Situasinya berbeda ketika seorang PPPK sudah mengikuti seleksi dan kemudian dinyatakan lulus.Status PPPK dan PNS tidak dijalankan secara bersamaan sebagai dua pengangkatan ASN.

Peraturan BKN mengenai pengelolaan peserta ASN yang sudah berstatus PPPK menjelaskan bahwa ketika PPPK melamar dan dinyatakan lulus seleksi pengadaan Pegawai ASN pada instansinya, PPK menetapkan pemberhentian dengan hormat atas permintaan sendiri sebagai PPPK sekaligus keputusan pengangkatan sebagai PNS atau PPPK melalui layanan SIASN setelah proses teknis yang dipersyaratkan selesai.

Dengan demikian, perpindahannya dilakukan melalui administrasi kepegawaian resmi.

Bukan dengan mengubah SK PPPK menjadi SK PNS secara otomatis.
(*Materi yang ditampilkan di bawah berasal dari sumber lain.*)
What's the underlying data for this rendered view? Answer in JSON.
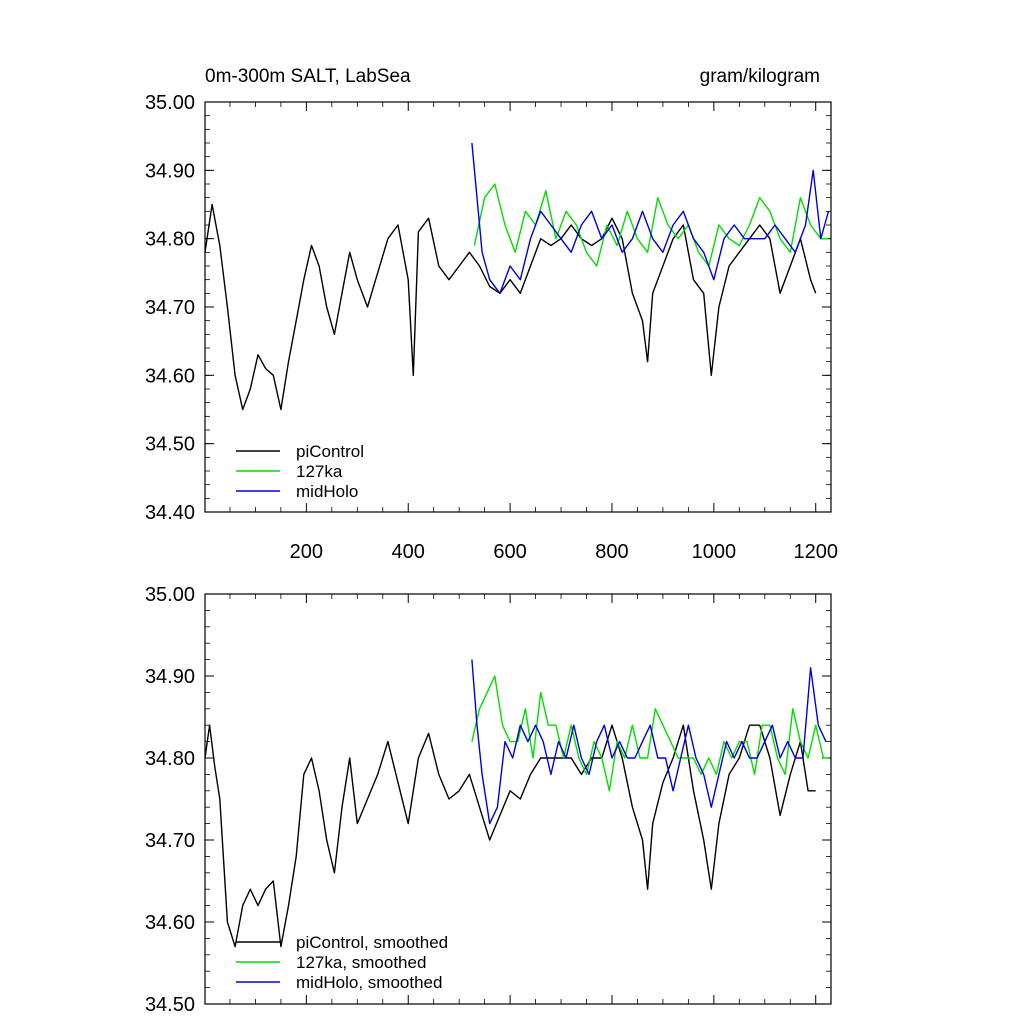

Batas Usia PPPK yang Ingin Mendaftar CPNS

Status sebagai PPPK tidak menghapus persyaratan usia dalam pengadaan PNS.

PermenPANRB Nomor 6 Tahun 2024 menetapkan persyaratan umum usia pelamar PNS paling rendah:

18 tahun

dan paling tinggi:

35 tahun pada saat melamar.

Terdapat jabatan tertentu yang dapat memiliki ketentuan usia berbeda berdasarkan regulasi khusus.

Karena itu, pegawai PPPK yang ingin mengikuti seleksi CPNS perlu memperhatikan usia pada saat periode pendaftaran dibuka.

Misalnya, seseorang memenuhi ketentuan masa kerja PPPK satu tahun tetapi sudah melewati batas usia untuk formasi PNS yang dipilih. Dalam kondisi tersebut, persyaratan masa kerja saja tidak cukup.

Seluruh persyaratan formasi tetap harus dipenuhi.

Masa Kerja PPPK Tidak Menjamin Pengangkatan PNS

Bekerja lama sebagai PPPK bukan jaminan otomatis mendapatkan status PNS.

Misalnya, seseorang sudah menjadi PPPK selama lima tahun dengan hasil evaluasi kinerja yang baik.

Kondisi tersebut tidak langsung membuat pemerintah mengubah statusnya menjadi PNS.

Ketika ingin menjadi PNS, pegawai tetap perlu:

  • menunggu adanya pengadaan PNS;
  • mencari jabatan yang sesuai;
  • memenuhi kualifikasi pendidikan;
  • memenuhi persyaratan usia;
  • memperoleh persetujuan yang dipersyaratkan;
  • mendaftar melalui mekanisme resmi;
  • dan mengikuti seluruh proses seleksi.

BKN secara eksplisit menyatakan bahwa PPPK harus mengikuti semua proses seleksi calon PNS jika ingin diangkat menjadi calon PNS.

Jadi, masa kerja PPPK dan proses pengadaan PNS merupakan dua hal yang berbeda.

Perpanjangan Kontrak PPPK Bukan Perubahan Menjadi PNS

Ada pula anggapan bahwa PPPK yang terus diperpanjang kontraknya nantinya akan berubah menjadi PNS.

Hal tersebut tidak tepat.

PermenPANRB Nomor 6 Tahun 2024 mengatur bahwa Masa Perjanjian Kerja PPPK paling singkat satu tahun dan dapat diperpanjang berdasarkan kebutuhan serta penilaian kinerja.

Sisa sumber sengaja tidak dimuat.